自分の死後、あることないことを言われたり、プライベートな情報を公開されたりしても、反論のしようがありません。死後の名誉やプライバシーは保護されるのでしょうか。

死者の名誉は、一応、法的に保護されています。まず、刑事上、死者に対する名誉毀損は、虚偽の事実を摘示して社会的評価を低下させた場合に限り成立します。

民事上の場合は、少し事情が異なります。刑事上の場合と同じく、虚偽の事実を摘示して社会的評価を低下させることが死者に対する名誉毀損にあたると考えることはできますが、死者が、自らの名誉権が侵害されたとして権利を行使することはできません。そこで、死者自身の社会的評価を低下させるにとどまらず、遺族の社会的評価をも低下させる場合には、遺族に対する名誉毀損として評価できると考えられています。

また、「遺族の故人に対する敬愛追慕の情(敬い慕う気持ち)」という人格的な利益も法的保護を受けるものと考えられており、死者の名誉を害する行為が、この敬愛追慕の情を侵害する場合には、遺族に対する不法行為にあたります。

なお、上記は死後に初めて名誉毀損がされた場合の話です。生前に名誉毀損を受けて損害賠償請求を行っており、その最中に亡くなったときは、死者の名誉権(人格権)そのものが相続されるわけではありませんが、生前に行使していた損害賠償請求権が財産権として相続の対象になります。

死者にプライバシーはない

他方で、プライバシーについては、死後も保護されるという考え方は取られておらず、死者にプライバシーはありません。
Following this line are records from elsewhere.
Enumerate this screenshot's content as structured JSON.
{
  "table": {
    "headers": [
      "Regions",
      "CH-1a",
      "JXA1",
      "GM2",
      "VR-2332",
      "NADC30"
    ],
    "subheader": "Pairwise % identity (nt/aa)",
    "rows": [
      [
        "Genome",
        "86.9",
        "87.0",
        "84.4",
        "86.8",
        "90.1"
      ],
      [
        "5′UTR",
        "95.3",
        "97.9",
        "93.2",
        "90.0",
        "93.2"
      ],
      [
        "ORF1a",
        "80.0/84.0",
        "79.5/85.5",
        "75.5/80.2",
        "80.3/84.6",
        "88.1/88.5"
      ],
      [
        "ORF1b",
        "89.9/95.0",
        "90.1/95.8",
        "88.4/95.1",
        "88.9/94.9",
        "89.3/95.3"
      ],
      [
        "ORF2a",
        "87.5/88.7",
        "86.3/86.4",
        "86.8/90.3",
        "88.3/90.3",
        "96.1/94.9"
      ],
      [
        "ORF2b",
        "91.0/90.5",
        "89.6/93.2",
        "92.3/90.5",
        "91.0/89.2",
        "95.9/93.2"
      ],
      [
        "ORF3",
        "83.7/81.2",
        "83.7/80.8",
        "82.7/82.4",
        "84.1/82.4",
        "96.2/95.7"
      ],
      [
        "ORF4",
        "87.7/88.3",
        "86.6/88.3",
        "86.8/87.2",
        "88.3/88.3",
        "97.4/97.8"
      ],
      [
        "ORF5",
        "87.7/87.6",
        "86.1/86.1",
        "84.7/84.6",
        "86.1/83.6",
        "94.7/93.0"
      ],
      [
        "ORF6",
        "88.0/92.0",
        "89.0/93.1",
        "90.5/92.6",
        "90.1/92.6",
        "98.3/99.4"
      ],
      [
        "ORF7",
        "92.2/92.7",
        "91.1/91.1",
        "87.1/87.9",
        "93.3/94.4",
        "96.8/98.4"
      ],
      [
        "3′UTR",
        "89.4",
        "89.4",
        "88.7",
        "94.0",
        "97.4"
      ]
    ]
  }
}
著名な作家が生前に書いたラブレターなどが、死後に発見されて公開されるということもありますが、これはプライバシーの侵害にはあたりません。

小林航太『オタク六法』(KADOKAWA)
小林航太『オタク六法』(KADOKAWA)

もっとも、公開されたラブレターなどが著作物にあたる場合には、著作者人格権との関係が問題になります。著作者人格権じたいは相続されることはなく、著作者が死ぬことで消滅してしまいます。しかし著作者が生きているならば、その著作者人格権の侵害となるべき行為をしてはならない旨が著作権法上規定されています。

生前であれば、未公表の著作物を著作者に無断で公表することは公表権の侵害にあたりますから、死後も同様に許されません。この場合、著作者の遺族は、著作者人格権の侵害者に対し、差止めの請求および名誉回復等の措置の請求(こちらは故意または過失が必要)をすることができます。